While it made no impact on the August power cuts, the UKPN was aware of the technical breach and took swift action to block possible reoccurrence in the future. The company has also agreed to pay £1.5 million to the regulator’s voluntary redress fund.
All parties involved in the incident have cooperated fully throughout the investigation conducted by Ofgem.
The regulator has expressed plans to review the governance and structure of the ESO after the power cuts have raised concern among the public and stakeholders in the energy industry. Ofgem will look into the way the National Grid’s Electricity System Operator (ESO) is structured, governed, and controlled, and will collaborate with BEIS before the publication of its study on system governance this 2020.
Ofgem has recommended actions to develop the UK’s electrical system as one of the most reliable in the world, especially since more small-scale generation connects to the system.
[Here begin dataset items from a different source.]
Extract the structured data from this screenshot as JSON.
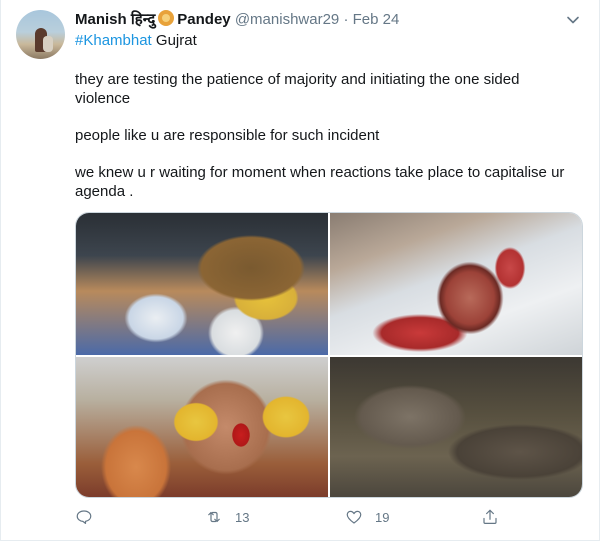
{
  "author": {
    "name_part1": "Manish हिन्दु",
    "name_part2": "Pandey",
    "handle": "@manishwar29",
    "separator": "·",
    "date": "Feb 24",
    "avatar_icon": "avatar",
    "badge_icon": "lion-face-icon"
  },
  "subline": {
    "hashtag": "#Khambhat",
    "location": "Gujrat"
  },
  "body": {
    "paragraphs": [
      "they are testing the patience of majority and initiating the one sided violence",
      "people like u are responsible for such incident",
      "we knew u r waiting for moment when reactions take place to capitalise ur agenda ."
    ]
  },
  "media": {
    "count": 4,
    "icons": [
      "photo",
      "photo",
      "photo",
      "photo"
    ]
  },
  "actions": {
    "reply_count": "",
    "retweet_count": "13",
    "like_count": "19",
    "icons": {
      "reply": "reply-icon",
      "retweet": "retweet-icon",
      "like": "heart-icon",
      "share": "share-icon",
      "menu": "chevron-down-icon"
    }
  },
  "colors": {
    "link": "#1b95e0",
    "muted": "#657786",
    "text": "#14171a",
    "border": "#ccd6dd"
  }
}
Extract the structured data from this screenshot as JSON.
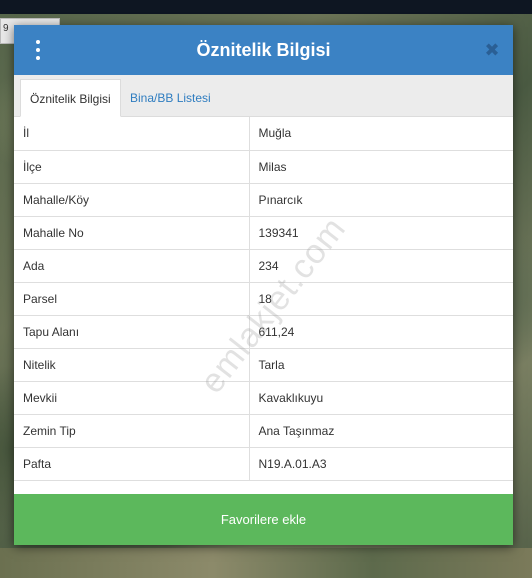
{
  "map": {
    "chip_text": "9"
  },
  "dialog": {
    "title": "Öznitelik Bilgisi",
    "close_glyph": "✖"
  },
  "tabs": [
    {
      "label": "Öznitelik Bilgisi",
      "active": true
    },
    {
      "label": "Bina/BB Listesi",
      "active": false
    }
  ],
  "attributes": [
    {
      "key": "İl",
      "value": "Muğla"
    },
    {
      "key": "İlçe",
      "value": "Milas"
    },
    {
      "key": "Mahalle/Köy",
      "value": "Pınarcık"
    },
    {
      "key": "Mahalle No",
      "value": "139341"
    },
    {
      "key": "Ada",
      "value": "234"
    },
    {
      "key": "Parsel",
      "value": "18"
    },
    {
      "key": "Tapu Alanı",
      "value": "611,24"
    },
    {
      "key": "Nitelik",
      "value": "Tarla"
    },
    {
      "key": "Mevkii",
      "value": "Kavaklıkuyu"
    },
    {
      "key": "Zemin Tip",
      "value": "Ana Taşınmaz"
    },
    {
      "key": "Pafta",
      "value": "N19.A.01.A3"
    }
  ],
  "favorite_button": {
    "label": "Favorilere ekle"
  },
  "watermark": "emlakjet.com",
  "colors": {
    "header": "#3b82c4",
    "tab_link": "#2f7dc0",
    "button": "#5cb85c"
  }
}
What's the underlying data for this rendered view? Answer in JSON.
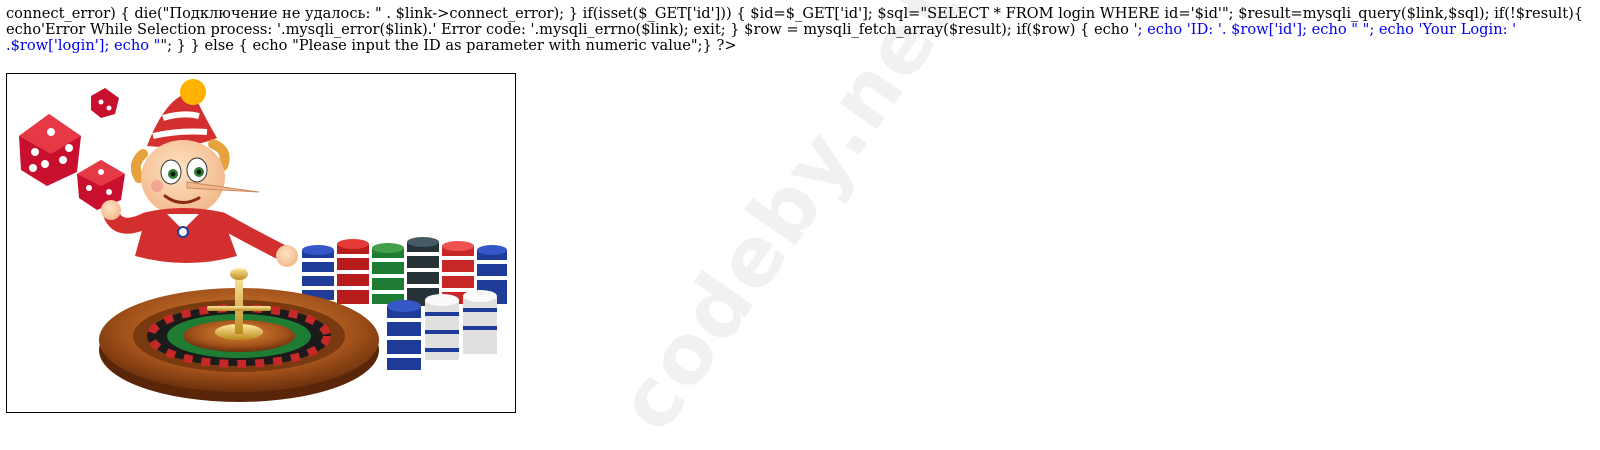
{
  "php_output": {
    "code_text": "connect_error) { die(\"Подключение не удалось: \" . $link->connect_error); } if(isset($_GET['id'])) { $id=$_GET['id']; $sql=\"SELECT * FROM login WHERE id='$id'\"; $result=mysqli_query($link,$sql); if(!$result){ echo'Error While Selection process: '.mysqli_error($link).' Error code: '.mysqli_errno($link); exit; } $row = mysqli_fetch_array($result); if($row) { echo '",
    "blue_text": "; echo 'ID: '. $row['id']; echo \" \"; echo 'Your Login: ' .$row['login']; echo \"",
    "tail_text": "\"; } } else { echo \"Please input the ID as parameter with numeric value\";} ?>"
  },
  "banner": {
    "description": "Pinocchio-style cartoon character with casino roulette wheel, red dice and poker chip stacks"
  },
  "watermark": {
    "text": "codeby.net"
  },
  "colors": {
    "leaked_html_text": "#0000ee",
    "page_background": "#ffffff"
  }
}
Jonathan Brearley, Ofgem executive director, indicated the expectations of businesses and consumers as a basis for upholding fines for companies that failed to give the energy generation they are paid to provide. Network companies must deliver power supply that is reliable and secure, but this did not happen in the August 2019 incident.
Brearly remarked on the importance of futureproofing networks. He states that it will benefit consumers to have a reliable electricity system that adapts to energy market changes. The regulator’s upcoming review on the ESO is one of the actions Ofgem has undertaken to protect the future of the UK’s power systems.
The power cut that ensued last 9 August 2019 happened around 17:00 BST, which triggered blackouts across a large area of England and Wales. Thousands of households lost power, rail commuters were stranded, and traffic lights on the street ceased to work.
By 17:40 BST, power was restored, but the rail network disruption persisted over the weekend.
UKPN restored power to customers early, although it did not affect the loss of power or outcome thereof. However, it is a technical breach for potentially disturbing the recovery of the system.
The fiasco at the offshore wind farm owned by Hornsea One Ltd. and the RWE-operated gas power station of Little Barford were unforeseen independent events contributing to the power cut but were quickly resolved.
An estimated 150MW of distributed generation were also found to go offline at around the same time. NGESO turned on its back-up generators to counter the shortfall of the two significant generators to balance the system, but it failed to cover all areas of outage. It resulted in the immediate disconnection of some households from the grid to prevent the escalation of the disruption.
Distribution Network Operators were able to reconnect all consumers within 45 minutes following the lightning strike.